Quantitative grain size estimation on airless bodies from the negative polarization branch. I. Insights from experiments and lunar observations

TL;DR

This study investigates the negative polarization branch in scattered light from airless bodies, using experiments and lunar data to estimate grain sizes and demonstrate the potential of polarimetry for small particle analysis.

Contribution

It introduces a new methodology combining experimental and observational data to estimate grain sizes on lunar and Martian surfaces using polarimetry.

Findings

Lunar surface grain sizes estimated at 1-2 μm.

Mars regolith likely lacks particles smaller than 10 μm.

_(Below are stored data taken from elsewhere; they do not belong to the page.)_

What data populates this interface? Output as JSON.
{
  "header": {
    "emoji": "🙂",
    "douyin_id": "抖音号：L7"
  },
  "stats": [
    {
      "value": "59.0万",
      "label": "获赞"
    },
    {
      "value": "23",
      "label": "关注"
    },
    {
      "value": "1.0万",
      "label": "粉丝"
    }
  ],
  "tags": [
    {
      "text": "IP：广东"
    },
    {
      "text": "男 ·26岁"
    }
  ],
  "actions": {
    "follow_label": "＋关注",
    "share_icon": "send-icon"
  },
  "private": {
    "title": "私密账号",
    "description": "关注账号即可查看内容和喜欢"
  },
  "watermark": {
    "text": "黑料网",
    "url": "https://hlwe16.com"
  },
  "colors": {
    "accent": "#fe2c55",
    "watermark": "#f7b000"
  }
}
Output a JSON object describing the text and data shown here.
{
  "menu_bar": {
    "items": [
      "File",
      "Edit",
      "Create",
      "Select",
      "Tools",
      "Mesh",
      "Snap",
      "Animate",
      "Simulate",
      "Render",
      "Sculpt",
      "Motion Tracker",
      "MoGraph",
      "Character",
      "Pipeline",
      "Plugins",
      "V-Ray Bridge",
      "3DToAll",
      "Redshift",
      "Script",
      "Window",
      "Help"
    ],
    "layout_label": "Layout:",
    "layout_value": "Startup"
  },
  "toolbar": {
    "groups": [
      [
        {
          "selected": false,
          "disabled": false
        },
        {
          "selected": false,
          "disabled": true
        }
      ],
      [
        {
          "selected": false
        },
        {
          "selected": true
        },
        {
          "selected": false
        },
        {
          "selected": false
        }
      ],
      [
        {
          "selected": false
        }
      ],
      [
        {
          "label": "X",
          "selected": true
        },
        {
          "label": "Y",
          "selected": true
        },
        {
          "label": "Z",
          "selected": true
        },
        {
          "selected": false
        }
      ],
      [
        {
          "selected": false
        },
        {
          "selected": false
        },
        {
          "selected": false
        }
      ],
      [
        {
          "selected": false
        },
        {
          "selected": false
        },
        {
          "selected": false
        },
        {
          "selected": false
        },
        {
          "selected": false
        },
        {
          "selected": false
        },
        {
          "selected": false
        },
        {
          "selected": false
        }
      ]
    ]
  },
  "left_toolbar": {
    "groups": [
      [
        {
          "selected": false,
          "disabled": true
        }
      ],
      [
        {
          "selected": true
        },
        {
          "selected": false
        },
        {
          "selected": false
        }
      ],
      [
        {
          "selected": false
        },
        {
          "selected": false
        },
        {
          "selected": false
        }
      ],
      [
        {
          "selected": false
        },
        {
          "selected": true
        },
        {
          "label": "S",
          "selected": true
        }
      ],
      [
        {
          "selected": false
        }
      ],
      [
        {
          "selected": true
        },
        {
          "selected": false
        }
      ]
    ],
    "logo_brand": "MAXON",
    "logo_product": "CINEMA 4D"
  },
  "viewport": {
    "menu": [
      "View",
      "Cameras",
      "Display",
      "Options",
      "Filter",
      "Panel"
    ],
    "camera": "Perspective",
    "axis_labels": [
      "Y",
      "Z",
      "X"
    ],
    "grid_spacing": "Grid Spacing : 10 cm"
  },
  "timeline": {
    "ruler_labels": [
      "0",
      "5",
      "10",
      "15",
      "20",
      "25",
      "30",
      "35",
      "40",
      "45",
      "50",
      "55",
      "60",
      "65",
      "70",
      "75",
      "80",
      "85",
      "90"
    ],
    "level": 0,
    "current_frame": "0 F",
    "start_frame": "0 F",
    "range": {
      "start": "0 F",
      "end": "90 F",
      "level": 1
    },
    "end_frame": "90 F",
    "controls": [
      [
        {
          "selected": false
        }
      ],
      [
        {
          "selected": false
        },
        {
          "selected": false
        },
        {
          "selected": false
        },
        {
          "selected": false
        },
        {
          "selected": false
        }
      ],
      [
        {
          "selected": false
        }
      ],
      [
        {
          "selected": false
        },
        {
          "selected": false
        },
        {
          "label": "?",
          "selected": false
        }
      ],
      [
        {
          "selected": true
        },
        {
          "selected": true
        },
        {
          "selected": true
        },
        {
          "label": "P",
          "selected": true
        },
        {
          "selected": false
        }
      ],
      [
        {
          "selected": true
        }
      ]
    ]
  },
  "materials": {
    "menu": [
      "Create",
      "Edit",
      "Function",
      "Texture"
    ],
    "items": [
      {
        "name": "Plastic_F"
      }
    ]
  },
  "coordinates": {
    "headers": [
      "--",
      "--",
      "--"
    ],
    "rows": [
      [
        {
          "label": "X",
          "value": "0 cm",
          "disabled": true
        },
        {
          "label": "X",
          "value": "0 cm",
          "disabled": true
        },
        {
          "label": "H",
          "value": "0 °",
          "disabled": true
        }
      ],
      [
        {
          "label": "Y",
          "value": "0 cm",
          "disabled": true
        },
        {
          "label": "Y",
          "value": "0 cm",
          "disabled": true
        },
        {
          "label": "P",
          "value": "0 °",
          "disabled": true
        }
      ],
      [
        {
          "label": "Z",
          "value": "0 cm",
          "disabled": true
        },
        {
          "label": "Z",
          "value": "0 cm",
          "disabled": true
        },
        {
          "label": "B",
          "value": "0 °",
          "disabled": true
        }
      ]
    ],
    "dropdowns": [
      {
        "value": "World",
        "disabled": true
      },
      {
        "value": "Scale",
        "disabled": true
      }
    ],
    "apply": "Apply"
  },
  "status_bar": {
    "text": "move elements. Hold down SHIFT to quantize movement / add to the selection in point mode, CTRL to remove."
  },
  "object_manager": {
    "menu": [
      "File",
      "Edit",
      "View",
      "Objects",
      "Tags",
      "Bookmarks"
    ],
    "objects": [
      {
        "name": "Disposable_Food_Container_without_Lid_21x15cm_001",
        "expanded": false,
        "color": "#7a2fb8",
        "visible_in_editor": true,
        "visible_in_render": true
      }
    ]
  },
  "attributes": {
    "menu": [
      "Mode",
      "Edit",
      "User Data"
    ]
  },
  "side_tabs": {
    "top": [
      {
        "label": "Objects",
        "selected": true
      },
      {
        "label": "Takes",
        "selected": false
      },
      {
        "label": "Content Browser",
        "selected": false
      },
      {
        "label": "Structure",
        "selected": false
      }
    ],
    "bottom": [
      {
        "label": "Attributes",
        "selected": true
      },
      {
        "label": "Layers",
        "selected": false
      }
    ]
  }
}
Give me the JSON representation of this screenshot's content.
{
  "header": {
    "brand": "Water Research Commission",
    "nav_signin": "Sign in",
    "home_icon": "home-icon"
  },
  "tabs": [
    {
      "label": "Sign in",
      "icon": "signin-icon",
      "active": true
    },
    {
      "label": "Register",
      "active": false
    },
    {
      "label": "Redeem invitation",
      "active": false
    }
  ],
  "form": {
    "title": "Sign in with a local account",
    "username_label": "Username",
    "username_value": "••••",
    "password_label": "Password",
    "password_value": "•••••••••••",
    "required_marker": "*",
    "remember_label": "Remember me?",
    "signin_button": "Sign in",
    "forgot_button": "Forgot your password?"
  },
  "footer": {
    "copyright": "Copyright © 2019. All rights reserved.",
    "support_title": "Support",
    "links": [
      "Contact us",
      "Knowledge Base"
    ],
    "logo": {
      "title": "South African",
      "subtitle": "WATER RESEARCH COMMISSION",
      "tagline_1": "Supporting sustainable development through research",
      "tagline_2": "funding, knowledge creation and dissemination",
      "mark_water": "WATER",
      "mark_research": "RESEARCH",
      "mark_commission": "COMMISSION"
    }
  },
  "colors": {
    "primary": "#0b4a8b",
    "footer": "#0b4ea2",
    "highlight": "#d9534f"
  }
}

Multiwavelength polarimetry can effectively gauge small particles.

Abstract

This work explores characteristics of the negative polarization branch (NPB), which occurs in scattered light from rough surfaces, with particular focus on the effects of fine particles. Factors such as albedo, compression, roughness, and the refractive index are considered to determine their influence on the NPB. This study compiles experimental data and lunar observations to derive insights from a wide array of literature. Employing our proposed methodology, we estimate the representative grain sizes on the lunar surface to be $D \sim 1 \mathrm{-} 2 \mathrm{\mu m}$, with $D \lesssim 2 \mathrm{-} 4 \mathrm{\mu m}$, consistent with observed grain size frequency distributions in laboratory settings for lunar fines. Considering Mars, we propose that the finest particles are likely lacking ($D\gg 10 \mathrm{\mu m}$), which matches previous estimations. This study highlights the potential of multiwavelength, particularly near-infrared, polarimetry for precisely gauging small particles on airless celestial bodies. The conclusions provided here extend to cross-validation with grain sizes derived from thermal modeling, asteroid taxonomic classification, and regolith evolution studies.